Josh Harris had begun reading his prepared remarks in that stiff, halting manner of his Thursday morning, as if he were a bad actor who might forget to omit the stage directions from his lines. To Harris' left, along a wall of the 76ers training complex, was a line of players, coaches, executives and employees, a strong show of solidarity for the new general manager, Elton Brand.
Here was the introduction of the latest face and front man of the franchise, and Harris, the Sixers' principal owner, went on and on about all the ways that Brand, with his 17 years as an NBA player and less than two years as an NBA executive, was the ideal candidate at just the right time.
"It's a players' league, and Elton is universally respected," Harris said. "He knows how players feel and react. He knows what's important to them. He's the perfect general manager for today's NBA, where relationships throughout the NBA ecosystem creating a desirable free-agency destination and driving a team-centered culture are paramount.
"Elton's credibility and reputation stand out. He will be incredible at not only helping our young core continue to develop but also in recruiting other players."
This was the primary justification that Harris offered for Brand's promotion. The Sixers were in championship mode and still on the hunt for stars, and Brand's presence as GM would be a draw to any and all potential free agents who might want to sign here or disgruntled veterans who might want to be traded here. It was a lovely theory that, unfortunately for the Sixers, was contradicted by their own words and their own recent history.
As Harris and Brand confirmed Thursday, only in the last six weeks did the Sixers undertake in earnest the search for Bryan Colangelo's successor. And Harris and Brett Brown have insisted that losing a GM because his wife went rogue on Twitter and going three months without a full-time replacement had nothing to do with why LeBron James, Paul George, and (to an extent) Kawhi Leonard told them, Thanks but no thanks. Funny. One would think that having a general manager who can recruit players either matters or doesn't.
No, what mattered most to the Sixers, it seems, was that even though Brand had less front-office experience than the other candidates they considered, he would be an affable, intelligent, and willing spokesman for the player-personnel department and, in turn, the entire organization. Brown had borne that burden for most of the last five years, and the most telling moment of Thursday's news conference came midway through, when Brand was asked if he'd be more accessible to the media than Sam Hinkie or Colangelo had been.
"I'll lead with honesty, integrity," Brand said. "I'll try to be as transparent as I can. There are certain things that I won't discuss: an individual player's medical [status], other teams' players, things like that. I just can't. But I'll be available, for sure, and I'll take the hits."

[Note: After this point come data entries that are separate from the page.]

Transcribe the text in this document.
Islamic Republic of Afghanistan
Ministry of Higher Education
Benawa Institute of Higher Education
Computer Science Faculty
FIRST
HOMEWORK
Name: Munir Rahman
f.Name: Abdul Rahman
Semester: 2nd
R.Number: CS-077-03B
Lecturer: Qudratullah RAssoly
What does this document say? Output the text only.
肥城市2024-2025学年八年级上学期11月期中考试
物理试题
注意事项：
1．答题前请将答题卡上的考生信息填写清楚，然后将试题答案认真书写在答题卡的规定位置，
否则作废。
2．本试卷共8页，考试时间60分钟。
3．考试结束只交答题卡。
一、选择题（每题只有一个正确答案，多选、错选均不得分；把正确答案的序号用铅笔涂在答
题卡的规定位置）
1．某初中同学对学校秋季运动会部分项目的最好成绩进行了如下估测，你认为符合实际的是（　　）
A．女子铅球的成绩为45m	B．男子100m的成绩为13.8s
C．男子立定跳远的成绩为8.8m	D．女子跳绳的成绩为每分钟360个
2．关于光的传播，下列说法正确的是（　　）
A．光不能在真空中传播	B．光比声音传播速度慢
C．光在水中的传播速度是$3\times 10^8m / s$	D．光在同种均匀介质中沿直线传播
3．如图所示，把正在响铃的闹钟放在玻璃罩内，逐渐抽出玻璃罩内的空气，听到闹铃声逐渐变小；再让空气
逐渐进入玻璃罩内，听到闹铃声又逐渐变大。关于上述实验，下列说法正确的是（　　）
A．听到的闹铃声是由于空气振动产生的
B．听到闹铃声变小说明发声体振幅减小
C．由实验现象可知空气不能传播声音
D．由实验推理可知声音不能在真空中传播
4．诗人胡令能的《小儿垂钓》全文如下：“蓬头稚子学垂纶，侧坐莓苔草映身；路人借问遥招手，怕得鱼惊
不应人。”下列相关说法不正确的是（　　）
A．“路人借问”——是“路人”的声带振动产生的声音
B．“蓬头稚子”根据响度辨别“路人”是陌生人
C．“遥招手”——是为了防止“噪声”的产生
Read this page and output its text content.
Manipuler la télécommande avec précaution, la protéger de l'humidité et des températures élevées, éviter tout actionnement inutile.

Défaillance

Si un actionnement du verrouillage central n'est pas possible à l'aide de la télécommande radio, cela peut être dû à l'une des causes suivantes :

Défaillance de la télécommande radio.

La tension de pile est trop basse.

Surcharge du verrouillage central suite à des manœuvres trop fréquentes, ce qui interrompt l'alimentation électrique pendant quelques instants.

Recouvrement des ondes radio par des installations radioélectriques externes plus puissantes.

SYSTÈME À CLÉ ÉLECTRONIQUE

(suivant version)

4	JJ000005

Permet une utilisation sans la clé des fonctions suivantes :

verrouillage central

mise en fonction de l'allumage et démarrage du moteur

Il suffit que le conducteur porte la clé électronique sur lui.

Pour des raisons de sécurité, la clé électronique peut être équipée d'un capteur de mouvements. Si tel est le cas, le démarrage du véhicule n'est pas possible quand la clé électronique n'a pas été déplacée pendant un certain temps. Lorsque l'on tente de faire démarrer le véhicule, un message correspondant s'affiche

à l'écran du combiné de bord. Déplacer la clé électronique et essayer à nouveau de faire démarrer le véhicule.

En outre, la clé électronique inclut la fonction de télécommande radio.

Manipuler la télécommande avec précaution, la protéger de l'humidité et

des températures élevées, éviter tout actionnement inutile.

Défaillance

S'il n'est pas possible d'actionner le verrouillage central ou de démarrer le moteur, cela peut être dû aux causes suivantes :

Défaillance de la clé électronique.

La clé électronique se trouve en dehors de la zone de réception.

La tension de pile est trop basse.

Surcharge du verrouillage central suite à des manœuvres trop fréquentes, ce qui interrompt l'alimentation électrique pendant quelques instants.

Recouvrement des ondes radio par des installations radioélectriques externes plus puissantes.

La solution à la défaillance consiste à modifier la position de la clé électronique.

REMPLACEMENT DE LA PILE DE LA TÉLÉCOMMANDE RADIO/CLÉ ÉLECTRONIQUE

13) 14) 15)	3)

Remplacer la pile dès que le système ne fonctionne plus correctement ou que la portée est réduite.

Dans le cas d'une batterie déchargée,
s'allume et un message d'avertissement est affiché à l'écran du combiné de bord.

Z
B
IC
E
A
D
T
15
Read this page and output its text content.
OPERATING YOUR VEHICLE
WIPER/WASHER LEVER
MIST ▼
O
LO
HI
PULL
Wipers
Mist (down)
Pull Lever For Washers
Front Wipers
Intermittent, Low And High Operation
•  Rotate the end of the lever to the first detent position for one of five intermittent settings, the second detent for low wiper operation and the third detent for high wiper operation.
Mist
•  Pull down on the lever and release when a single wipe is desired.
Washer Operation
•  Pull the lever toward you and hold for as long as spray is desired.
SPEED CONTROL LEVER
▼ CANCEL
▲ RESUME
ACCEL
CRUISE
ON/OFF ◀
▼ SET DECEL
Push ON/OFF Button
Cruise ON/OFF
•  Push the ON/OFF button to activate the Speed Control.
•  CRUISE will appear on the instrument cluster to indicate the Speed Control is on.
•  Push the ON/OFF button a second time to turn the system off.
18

Just then, Harris jumped in.
"Thank you," he said.
People in the room laughed, but there was an uncomfortable truth cutting to the core of Harris' quip. One of the unspoken yet unmistakable calculations that the Sixers made here was this: They presumed they'd receive credit for promoting a 39-year-old African-American ex-player to a place of power in the NBA. That might not have been the reason they promoted Brand, but it sure as hell didn't hurt.
Remember: This is a franchise that encourages Joel Embiid to continue his reign as the social-media king among professional athletes in America. And this is a franchise whose owners didn't just welcome social-justice emblem Meek Mill to participate in a pregame, pump-this-place-up ceremony before a playoff game; one of those owners, Michael Rubin, chauffeured Mill to the Wells Fargo Center in a helicopter. The Sixers are forever trying to stay in tune with the zeitgeist, and hiring Brand is on brand for them.
That doesn't mean Brand won't be an excellent general manager, and as long as the Sixers meet or exceed the lofty expectations they have set for themselves, he'll reap the benefits and public praise. But it's worth considering the position he'll be in if they don't.
At the earlier, more uncertain stages of The Process, the Sixers allowed Hinkie and Colangelo to remain in the shadows. Hinkie's public silence in the aftermath of Jahlil Okafor's street-fighting incident in Boston was perhaps his gravest mistake during his tenure, and because of his standoffishness and his tendency to double-talk, Colangelo had built up little goodwill by the time that burner-account scandal broke. It was rare that the Sixers encouraged or compelled either executive to stand up and, in Brand's phrasing, "take the hits."